The first method I’m going to show you is by far the easiest to understand and implement. Unfortunately, it’s also the slowest.

public static Bitmap MakeGrayscale(Bitmap original)
{
//make an empty bitmap the same size as original
Bitmap newBitmap = new Bitmap(original.Width, original.Height);

for (int i = 0; i < original.Width; i++)
{
for (int j = 0; j < original.Height; j++)
{
//get the pixel from the original image
Color originalColor = original.GetPixel(i, j);

//create the grayscale version of the pixel
int grayScale = (int)((originalColor.R * .3) + (originalColor.G * .59)
+ (originalColor.B * .11));

//create the color object
Color newColor =  Color.FromArgb(grayScale, grayScale, grayScale);

//set the new image’s pixel to the grayscale version
newBitmap.SetPixel(i, j, newColor);
}
}

return newBitmap;
}

EXPLANATION:

This code looks at every pixel in the original image and sets the same pixel in the new bitmap to a grayscale version. You can probably figure out why this is so slow. If the image is 2048×2048, this code will call GetPixel and SetPixel over 4 million times. Those functions aren’t the most efficient way to get pixel data from the image.

You might be wondering where the numbers .3, .59, and .11 came from. In reality, you could just take the average color by adding up R, G, B and dividing by three. In fact, you’ll get a pretty good black and white image by doing that.

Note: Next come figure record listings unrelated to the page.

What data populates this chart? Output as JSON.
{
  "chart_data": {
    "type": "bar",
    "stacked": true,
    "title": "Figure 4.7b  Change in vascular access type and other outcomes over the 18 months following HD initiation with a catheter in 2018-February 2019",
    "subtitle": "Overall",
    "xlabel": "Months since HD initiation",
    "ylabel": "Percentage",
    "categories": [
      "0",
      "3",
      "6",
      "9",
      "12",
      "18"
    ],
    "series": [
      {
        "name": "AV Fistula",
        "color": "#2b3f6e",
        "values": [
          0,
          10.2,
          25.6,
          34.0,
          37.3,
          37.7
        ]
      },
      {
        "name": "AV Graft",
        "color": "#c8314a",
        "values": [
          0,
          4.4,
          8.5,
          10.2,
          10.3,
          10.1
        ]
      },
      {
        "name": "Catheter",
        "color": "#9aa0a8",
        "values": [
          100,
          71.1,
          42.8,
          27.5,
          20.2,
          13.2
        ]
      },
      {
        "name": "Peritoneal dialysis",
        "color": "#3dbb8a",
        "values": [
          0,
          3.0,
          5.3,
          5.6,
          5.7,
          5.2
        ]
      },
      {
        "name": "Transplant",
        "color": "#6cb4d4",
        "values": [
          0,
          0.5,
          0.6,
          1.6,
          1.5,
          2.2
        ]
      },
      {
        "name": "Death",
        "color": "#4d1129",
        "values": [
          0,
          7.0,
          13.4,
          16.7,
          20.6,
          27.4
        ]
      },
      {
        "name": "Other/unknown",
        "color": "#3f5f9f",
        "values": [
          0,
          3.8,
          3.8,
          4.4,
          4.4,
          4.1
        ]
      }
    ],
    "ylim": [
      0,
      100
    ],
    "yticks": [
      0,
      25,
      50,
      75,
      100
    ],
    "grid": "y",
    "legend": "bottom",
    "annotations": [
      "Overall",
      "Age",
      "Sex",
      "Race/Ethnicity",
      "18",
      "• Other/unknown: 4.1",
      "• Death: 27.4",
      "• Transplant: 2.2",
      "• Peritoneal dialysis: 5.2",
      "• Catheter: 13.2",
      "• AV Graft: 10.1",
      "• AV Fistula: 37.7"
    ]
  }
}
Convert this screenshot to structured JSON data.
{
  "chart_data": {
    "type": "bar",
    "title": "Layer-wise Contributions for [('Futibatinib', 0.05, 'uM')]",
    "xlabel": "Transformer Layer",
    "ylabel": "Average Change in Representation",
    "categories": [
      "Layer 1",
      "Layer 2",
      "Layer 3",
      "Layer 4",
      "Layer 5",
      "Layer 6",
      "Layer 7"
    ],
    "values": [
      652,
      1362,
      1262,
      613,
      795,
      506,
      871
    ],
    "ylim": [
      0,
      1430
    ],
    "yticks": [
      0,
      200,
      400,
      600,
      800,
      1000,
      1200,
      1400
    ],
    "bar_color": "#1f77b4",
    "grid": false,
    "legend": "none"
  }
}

However, at some point, someone a lot smarter than me figured out that these numbers better approximate the human eye’s sensitivity to each of those colors.

faster and complicated

public static Bitmap MakeGrayscale2(Bitmap original)
{
unsafe
{
//create an empty bitmap the same size as original
Bitmap newBitmap = new Bitmap(original.Width, original.Height);

//lock the original bitmap in memory
BitmapData originalData = original.LockBits(
new Rectangle(0, 0, original.Width, original.Height),

//lock the new bitmap in memory
BitmapData newData = newBitmap.LockBits(
new Rectangle(0, 0, original.Width, original.Height),
ImageLockMode.WriteOnly, PixelFormat.Format24bppRgb);

//set the number of bytes per pixel
int pixelSize = 3;

for (int y = 0; y < original.Height; y++)
{
//get the data from the original image
byte* oRow = (byte*)originalData.Scan0 + (y * originalData.Stride);

//get the data from the new image
byte* nRow = (byte*)newData.Scan0 + (y * newData.Stride);

for (int x = 0; x < original.Width; x++)
{
//create the grayscale version
byte grayScale =
(byte)((oRow[x * pixelSize] * .11) + //B
(oRow[x * pixelSize + 1] * .59) +  //G
(oRow[x * pixelSize + 2] * .3)); //R

//set the new image’s pixel to the grayscale version
nRow[x * pixelSize] = grayScale; //B
nRow[x * pixelSize + 1] = grayScale; //G
nRow[x * pixelSize + 2] = grayScale; //R
}
}

//unlock the bitmaps
newBitmap.UnlockBits(newData);
original.UnlockBits(originalData);

return newBitmap;
}
}

EXPLANATION:

There’s a lot of code here so let’s go through it piece by piece. The first thing we need to do is lock the bits in the Bitmap objects. Locking the bits keeps the .NET runtime from moving them around in memory. This is important because we’re going to use a pointer, and if the data is moving around the pointer won’t point to the correct thing anymore. You’ll need to know the pixel format of the image you’re trying to convert. I’m using jpeg’s, which are 24 bits per pixel. There is a way to get the pixel format from an image, but that’s outside the scope of this tutorial. The integer, pixelSize, is the number of bytes per pixel in your original image. Since my images were 24 bits per pixel, that translates to 3 bytes per pixel.

To get pixel data, I start by getting the address to the first pixel in each row of the image. Scan0 returns the address of the first pixel in the image. So in order to get the address of the first pixel in the row, we have to add the number of bytes in the row, Stride, multiplied by the row number, y.

Below is a diagram that might help you understand this a little better.

Now we can get color data straight from memory by accessing it like an array. The byte at x * pixelSize will be the blue, x * pixelSize + 1 is green, and x * pixelSize + 2 is red. This is why pixelSize is very important. If the image you provided is not 3 bytes per pixel, you’ll be pulling color data from the wrong location in memory.

Next, make the grayscale version using the same process as the previous method and set the exact same pixel in the new image. All that’s left to do is to unlock the bitmaps and return the new image.

That is it..!